Le secrétaire de l'association «Oui au désenclavement du Chablais» tient des propos très acrimonieux à l'égard de Genève.

Jean-Christophe Bernaz, secrétaire de l’association «Oui au désenclavement du Chablais», voit l'opposition de la Ville de Genève au projet autoroutier comme «une déclaration de guerre».
Jean-Christophe Bernaz, secrétaire de l’association «Oui au désenclavement du Chablais», voit l'opposition de la Ville de Genève au projet autoroutier comme «une déclaration de guerre».
Lucien Fortunati / Archives

«C'est une déclaration de guerre de la Ville de Genève au Chablais. Je suis furieux.» Sur le site du «Dauphiné libéré», Jean-Christophe Bernaz, secrétaire de l’association «Oui au désenclavement du Chablais», réagit avec véhémence à l’annonce du recours déposé devant le Conseil d’État par la Ville de Genève contre le projet autoroutier Machilly-Thonon.
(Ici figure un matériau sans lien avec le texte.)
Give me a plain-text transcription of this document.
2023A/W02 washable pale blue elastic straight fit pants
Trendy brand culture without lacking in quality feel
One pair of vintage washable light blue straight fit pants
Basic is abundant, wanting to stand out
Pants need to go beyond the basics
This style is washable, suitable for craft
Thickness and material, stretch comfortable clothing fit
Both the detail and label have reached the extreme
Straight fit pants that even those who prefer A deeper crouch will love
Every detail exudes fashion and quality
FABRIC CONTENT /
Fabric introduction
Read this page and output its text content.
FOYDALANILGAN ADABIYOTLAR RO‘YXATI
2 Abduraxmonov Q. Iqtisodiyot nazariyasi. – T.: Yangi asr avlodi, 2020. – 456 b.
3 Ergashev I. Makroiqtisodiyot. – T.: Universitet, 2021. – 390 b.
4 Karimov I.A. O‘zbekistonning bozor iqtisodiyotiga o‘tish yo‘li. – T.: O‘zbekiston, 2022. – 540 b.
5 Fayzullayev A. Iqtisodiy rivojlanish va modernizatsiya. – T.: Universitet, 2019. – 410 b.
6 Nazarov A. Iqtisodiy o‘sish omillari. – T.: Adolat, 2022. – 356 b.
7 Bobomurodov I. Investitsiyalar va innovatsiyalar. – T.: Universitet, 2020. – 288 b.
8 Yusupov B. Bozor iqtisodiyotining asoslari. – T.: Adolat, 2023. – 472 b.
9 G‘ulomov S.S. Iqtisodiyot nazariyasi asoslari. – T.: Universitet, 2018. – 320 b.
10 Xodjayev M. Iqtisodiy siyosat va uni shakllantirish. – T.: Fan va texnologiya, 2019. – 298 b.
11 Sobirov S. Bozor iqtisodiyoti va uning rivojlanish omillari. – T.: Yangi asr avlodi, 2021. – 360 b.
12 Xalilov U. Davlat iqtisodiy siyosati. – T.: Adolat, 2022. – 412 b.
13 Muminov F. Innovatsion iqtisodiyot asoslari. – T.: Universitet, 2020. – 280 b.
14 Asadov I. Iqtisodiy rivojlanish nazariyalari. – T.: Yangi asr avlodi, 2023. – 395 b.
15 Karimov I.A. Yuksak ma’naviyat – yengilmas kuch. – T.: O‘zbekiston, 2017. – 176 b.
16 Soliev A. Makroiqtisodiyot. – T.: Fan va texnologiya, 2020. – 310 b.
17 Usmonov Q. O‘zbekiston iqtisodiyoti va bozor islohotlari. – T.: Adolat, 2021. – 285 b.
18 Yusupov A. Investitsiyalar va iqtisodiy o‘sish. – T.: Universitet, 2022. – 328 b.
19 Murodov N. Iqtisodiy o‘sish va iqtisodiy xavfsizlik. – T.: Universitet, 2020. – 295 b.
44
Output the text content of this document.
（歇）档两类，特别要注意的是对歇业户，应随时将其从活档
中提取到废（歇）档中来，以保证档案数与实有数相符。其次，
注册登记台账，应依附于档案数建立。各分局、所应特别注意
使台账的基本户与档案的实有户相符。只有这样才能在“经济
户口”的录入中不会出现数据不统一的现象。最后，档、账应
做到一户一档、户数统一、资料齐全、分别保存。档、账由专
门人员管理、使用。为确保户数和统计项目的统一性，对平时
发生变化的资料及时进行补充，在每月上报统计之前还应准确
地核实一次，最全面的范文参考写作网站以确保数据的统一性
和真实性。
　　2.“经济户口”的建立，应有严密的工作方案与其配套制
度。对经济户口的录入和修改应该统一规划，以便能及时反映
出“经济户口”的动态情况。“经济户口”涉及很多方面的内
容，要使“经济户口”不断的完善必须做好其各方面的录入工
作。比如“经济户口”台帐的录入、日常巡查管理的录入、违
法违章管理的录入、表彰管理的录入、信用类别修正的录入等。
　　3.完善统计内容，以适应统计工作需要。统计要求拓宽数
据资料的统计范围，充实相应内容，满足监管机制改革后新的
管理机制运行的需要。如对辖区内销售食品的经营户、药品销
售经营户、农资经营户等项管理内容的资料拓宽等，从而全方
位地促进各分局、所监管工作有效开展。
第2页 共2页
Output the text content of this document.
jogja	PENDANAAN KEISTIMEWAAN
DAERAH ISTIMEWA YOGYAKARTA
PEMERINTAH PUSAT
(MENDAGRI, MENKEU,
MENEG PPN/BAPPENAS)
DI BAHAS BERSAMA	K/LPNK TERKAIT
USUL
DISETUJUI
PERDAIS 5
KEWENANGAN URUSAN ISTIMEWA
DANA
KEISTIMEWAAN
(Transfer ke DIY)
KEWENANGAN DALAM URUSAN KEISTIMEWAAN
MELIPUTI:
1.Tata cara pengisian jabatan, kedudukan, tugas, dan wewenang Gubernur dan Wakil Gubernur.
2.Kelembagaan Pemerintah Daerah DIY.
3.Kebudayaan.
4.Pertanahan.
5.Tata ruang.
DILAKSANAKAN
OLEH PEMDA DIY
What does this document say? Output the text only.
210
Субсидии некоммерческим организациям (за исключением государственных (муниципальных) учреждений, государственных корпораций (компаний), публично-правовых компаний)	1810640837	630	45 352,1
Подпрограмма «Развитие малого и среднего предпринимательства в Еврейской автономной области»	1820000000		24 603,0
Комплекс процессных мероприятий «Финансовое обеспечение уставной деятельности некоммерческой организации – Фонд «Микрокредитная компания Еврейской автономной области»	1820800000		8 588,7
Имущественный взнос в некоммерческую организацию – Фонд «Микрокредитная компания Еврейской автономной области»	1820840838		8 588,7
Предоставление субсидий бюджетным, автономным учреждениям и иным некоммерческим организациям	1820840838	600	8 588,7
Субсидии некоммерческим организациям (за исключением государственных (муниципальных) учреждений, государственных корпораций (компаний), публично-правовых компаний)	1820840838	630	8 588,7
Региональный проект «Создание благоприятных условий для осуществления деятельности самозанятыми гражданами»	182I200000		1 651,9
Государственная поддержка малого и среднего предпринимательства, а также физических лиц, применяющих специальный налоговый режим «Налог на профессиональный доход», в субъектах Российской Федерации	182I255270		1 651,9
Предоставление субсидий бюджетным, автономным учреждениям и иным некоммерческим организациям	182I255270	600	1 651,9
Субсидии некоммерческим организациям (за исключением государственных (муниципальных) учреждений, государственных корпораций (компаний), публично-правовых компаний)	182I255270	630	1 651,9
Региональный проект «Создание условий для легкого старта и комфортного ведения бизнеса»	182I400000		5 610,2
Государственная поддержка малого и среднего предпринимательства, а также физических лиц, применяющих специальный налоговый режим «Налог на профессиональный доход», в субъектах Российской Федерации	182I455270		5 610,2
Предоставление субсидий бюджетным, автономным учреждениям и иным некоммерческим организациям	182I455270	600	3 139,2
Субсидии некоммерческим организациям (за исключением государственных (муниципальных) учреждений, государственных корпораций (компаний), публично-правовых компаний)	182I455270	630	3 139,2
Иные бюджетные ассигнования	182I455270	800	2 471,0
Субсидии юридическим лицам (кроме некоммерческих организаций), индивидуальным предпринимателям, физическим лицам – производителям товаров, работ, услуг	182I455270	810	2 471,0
Parlant d'ingérence, le Haut-savoyard promet des actions «coup de poing», ajoutant que des autocollants seraient imprimés et collés sur les voitures immatriculées à Genève. «Depuis quand Genève veut-il se mêler des problèmes français», ajoute le militant associatif. Concernant l'investissement sur le rail transfrontalier, Jean-Christophe Bernaz assure que ces modes de transport sont complémentaires. «Tout le monde ne pourra pas prendre le train pour aller travailler», ajoute-t-il.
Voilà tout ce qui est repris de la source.